Dane napływające na smartfon są dużo przydatniejsze, gdy zostały zebrane na przestrzeni dłuższego okresu. Wtedy możemy prześledzić zmiany i unormować przeciętne wyniki. Te krótkookresowe też będą jednak przydatne. Znając rasę, apka będzie rekomendowała i sugerowała pewne zadania, jak np. dłuższy spacer, bieg itp., dzięki czemu zadbamy odpowiednio o zdrowie i kondycję zwierza. Część piesków nie powinna zbytnio narażać kręgosłupa, część musi wybiegać dzienne normy. Generalnie interfejs aplikacji przypomina nieco programy typu fitness, gdzie śledzimy własne dane – tutaj jednak dotyczą one czworonoga. Podobnie jak w przypadku ludzkiego fitness odpowiednika, możliwe jest wytyczanie celów i osiągnięć do realizacji – co mam motywować (raczej nas do dłuższych spacerów).

Obroża jest regulowana, więc powinna pasować na większość psów (obwód od 30 do aż 81 cm). Waży tylkjo 170 gramów. Oczywiście jest odporna na warunki atmosferyczne (certyfikat IP67). Znalazły się na niej przyciski (sync) i diody LED. Oprócz czujników biometrycznych jest też trzyosiowy akcelerometr do mierzenia zmian w ruchu. Bateryjka ma wystarczy na około tydzień pracy na jednym ładowaniu. Doładowujemy już przez złącze microUSB, tylko ciekawe co z okresem zasilania, kiedy pies nie zbiera informacji (a chcemy przecież analizować je przez cały dzień).
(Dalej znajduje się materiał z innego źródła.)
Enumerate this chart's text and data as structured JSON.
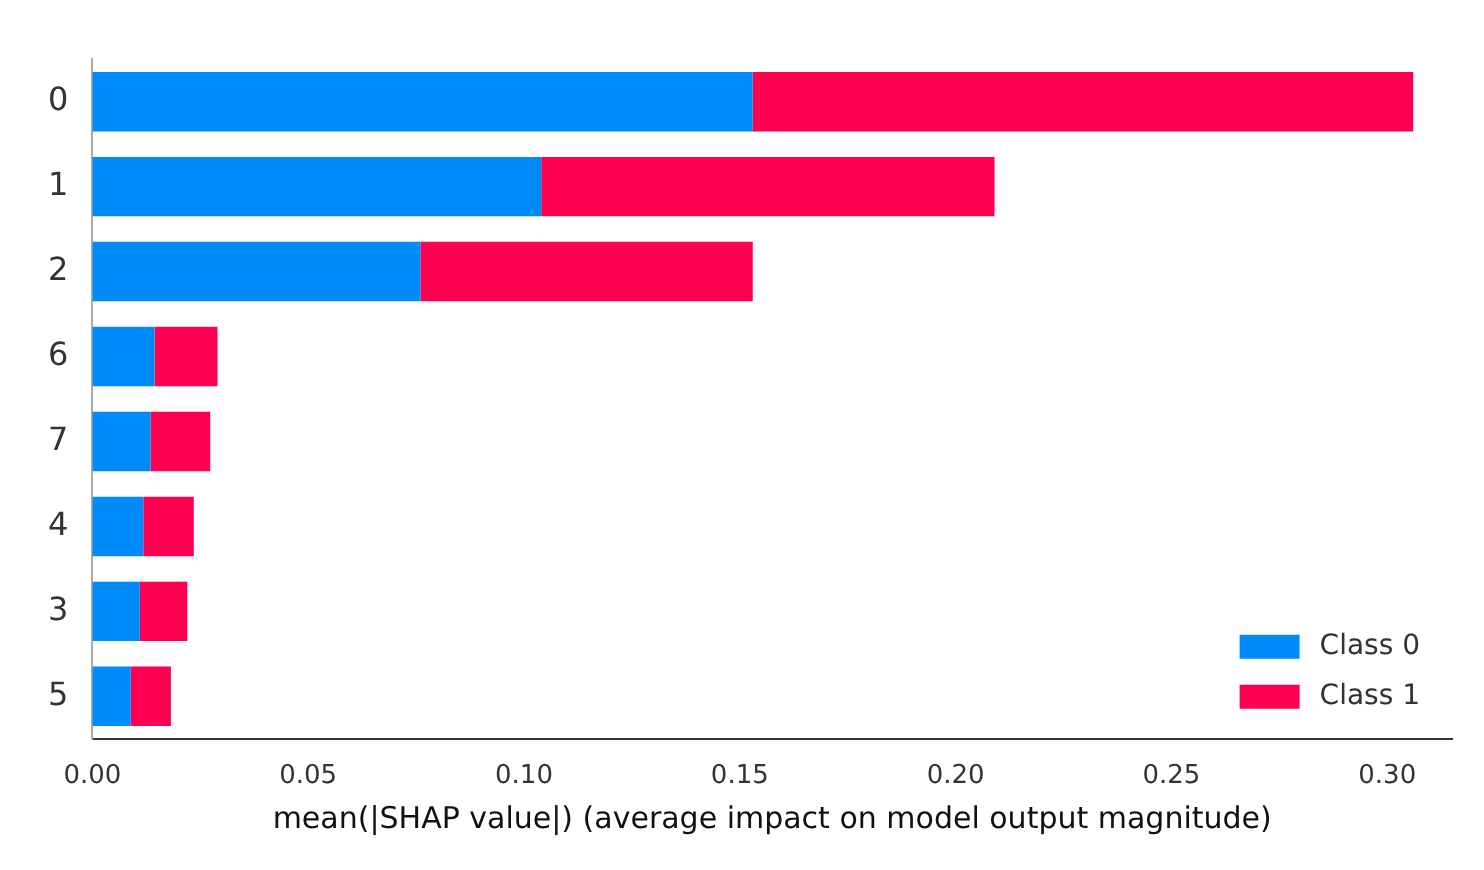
{
  "chart_data": {
    "type": "bar",
    "orientation": "horizontal",
    "stacked": true,
    "xlabel": "mean(|SHAP value|) (average impact on model output magnitude)",
    "categories": [
      "0",
      "1",
      "2",
      "6",
      "7",
      "4",
      "3",
      "5"
    ],
    "series": [
      {
        "name": "Class 0",
        "color": "#008bfb",
        "values": [
          0.153,
          0.104,
          0.076,
          0.0144,
          0.0135,
          0.0118,
          0.011,
          0.0089
        ]
      },
      {
        "name": "Class 1",
        "color": "#ff0051",
        "values": [
          0.153,
          0.105,
          0.077,
          0.0146,
          0.0138,
          0.0117,
          0.011,
          0.0093
        ]
      }
    ],
    "xlim": [
      0,
      0.315
    ],
    "xticks": [
      {
        "value": 0,
        "label": "0.00"
      },
      {
        "value": 0.05,
        "label": "0.05"
      },
      {
        "value": 0.1,
        "label": "0.10"
      },
      {
        "value": 0.15,
        "label": "0.15"
      },
      {
        "value": 0.2,
        "label": "0.20"
      },
      {
        "value": 0.25,
        "label": "0.25"
      },
      {
        "value": 0.3,
        "label": "0.30"
      }
    ],
    "grid": false,
    "legend": "bottom right"
  }
}
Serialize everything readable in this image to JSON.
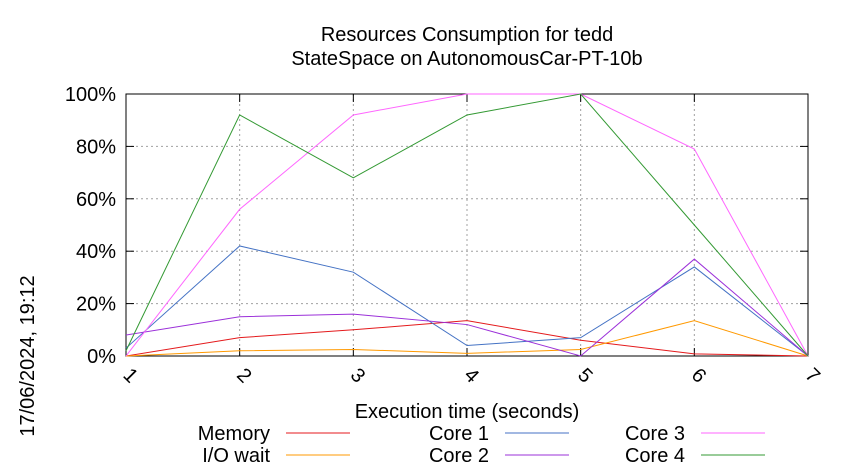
{
  "chart_data": {
    "type": "line",
    "title": "Resources Consumption for tedd",
    "subtitle": "StateSpace on AutonomousCar-PT-10b",
    "xlabel": "Execution time (seconds)",
    "ylabel": "",
    "side_label": "17/06/2024, 19:12",
    "x": [
      1,
      2,
      3,
      4,
      5,
      6,
      7
    ],
    "x_tick_labels": [
      "1",
      "2",
      "3",
      "4",
      "5",
      "6",
      "7"
    ],
    "xlim": [
      1,
      7
    ],
    "ylim": [
      0,
      100
    ],
    "y_ticks": [
      0,
      20,
      40,
      60,
      80,
      100
    ],
    "y_tick_labels": [
      "0%",
      "20%",
      "40%",
      "60%",
      "80%",
      "100%"
    ],
    "grid": true,
    "legend_position": "bottom",
    "series": [
      {
        "name": "Memory",
        "color": "#e41a1c",
        "values": [
          0,
          7,
          10,
          13.5,
          6,
          0.8,
          0
        ]
      },
      {
        "name": "I/O wait",
        "color": "#ff9900",
        "values": [
          0,
          2,
          2.5,
          1,
          2.5,
          13.5,
          0
        ]
      },
      {
        "name": "Core 1",
        "color": "#4472c4",
        "values": [
          3,
          42,
          32,
          4,
          7,
          34,
          0
        ]
      },
      {
        "name": "Core 2",
        "color": "#9b30d9",
        "values": [
          8,
          15,
          16,
          12,
          0,
          37,
          0
        ]
      },
      {
        "name": "Core 3",
        "color": "#ff66ff",
        "values": [
          0,
          56,
          92,
          100,
          100,
          79,
          0
        ]
      },
      {
        "name": "Core 4",
        "color": "#339933",
        "values": [
          2,
          92,
          68,
          92,
          100,
          50,
          0
        ]
      }
    ]
  }
}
Najwygodniej jest otrzymywać dane na smartfon, ale mogą one pojawiać się również na PC.

Niestety nie wszystkie sugestie od wirtualnego weterynarza otrzymamy w cenie gadżetu. Potrzebna jest miesięczna subskrypcja w wysokości 15 dolarów. Można się obyć bez niej. Sama obroża z aplikacją to wydatek na poziomie niecałych 300 dolarów. Szkoda, że nie ma usługi lokalizacji i jakiegoś modułu GPS.